MLFD needs help with hydrants, and Chief Frievalt is offering rewards
According to Mammoth Lakes Fire Protection District (MLFPD) Chief Frank Frievalt, the 246 inches of snow that fell in January in Mammoth Lakes has completely obscured 90 percent of the town’s roughly 700 fire hydrants.
If a hydrant is inaccessible, the department has to haul a limited amount of water from the station in the water tender. If crews can’t get the water tender within fighting distance of a fire, it can take more than thirty minutes to dig out a buried hydrant. With three to four employees working on an engine on a given day, the crews are swamped with work, said Frievalt. CalFire crews have been called in to assist with the digging. Prior to last weekend’s storm, crews were maintaining about 105 fire hydrants around town. This week, they’re working with about 70.
This brings us to Chief Frievalt’s famous “Firehouse Gnocchi” and pozole.
This upcoming Saturday and Sunday, January 28 and 29, Chief Freivalt will be driving around Mammoth Lakes with hot soup and drinks for those willing to dig out their hydrants. The Westin Monache Resort has been hosting volunteer missions that leave from the hotel lobby to do the same every Wednesday at 3:30 p.m.
“When you join a firehouse, it’s in everyone’s best interest to have you be a good cook,” said Frievalt. He says every fire department has a “barrage of cooks out there.” Notable specialties from MLFPD include Scott Walker’s tri tip and Bryce Freeman’s rotisserie chickens.

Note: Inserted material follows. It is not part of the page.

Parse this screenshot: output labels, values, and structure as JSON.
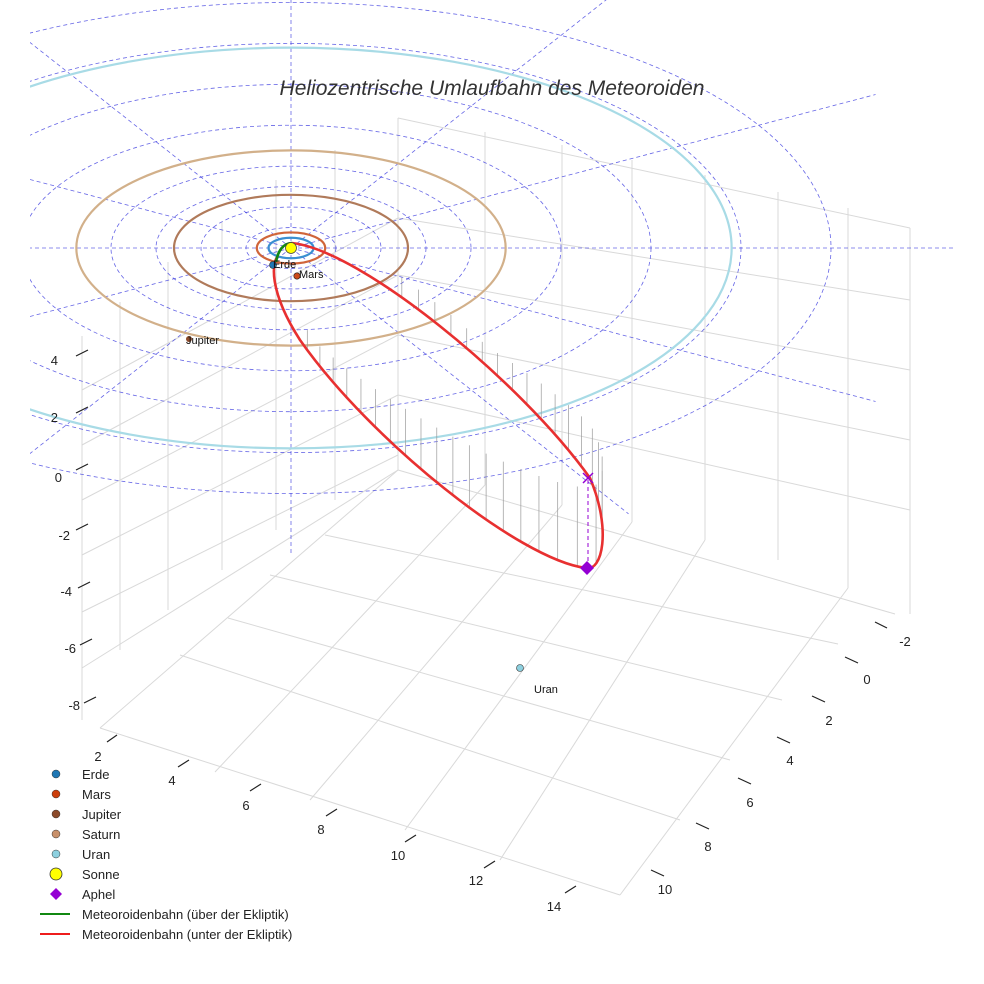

Chief Frievalt developed his Firehouse Gnocchi when he and his wife, Debbie, first moved to Mammoth Lakes. The couple loved to eat at an Italian Restaurant in the Reno area that served incredible soup.They experimented extensively to recreate the meal. “We just had to get our fix,” reflected Chief Frievalt.
Firefighter Ryan Eggleston told The Sheet, “I’ve been lucky enough to have this meal at least five times now as prepared by the Chief…Maybe if we as a diverse community came together as perfectly as all of the parts of this recipe does, we could find a great blend of teamwork to get the job done.”
“We’re having fun, but in all seriousness, I need help,” said Chief Frievalt. “We just don’t have enough people and we never know when we are going to need one of those hydrants.” He said that residents should be vigilant of gas lines to their houses bursting under the weight of snow and ice. He advised people to be proactive about snow removal, especially from vents and potential emergency exits such as bedroom windows.
Eggleston said digging out these hydrants is an opportunity the community should not turn down. “Hey, if digging out even one fire hydrant has the chance to save a kitchen that could possibly produce firehouse gnocchi one day, sign me up!”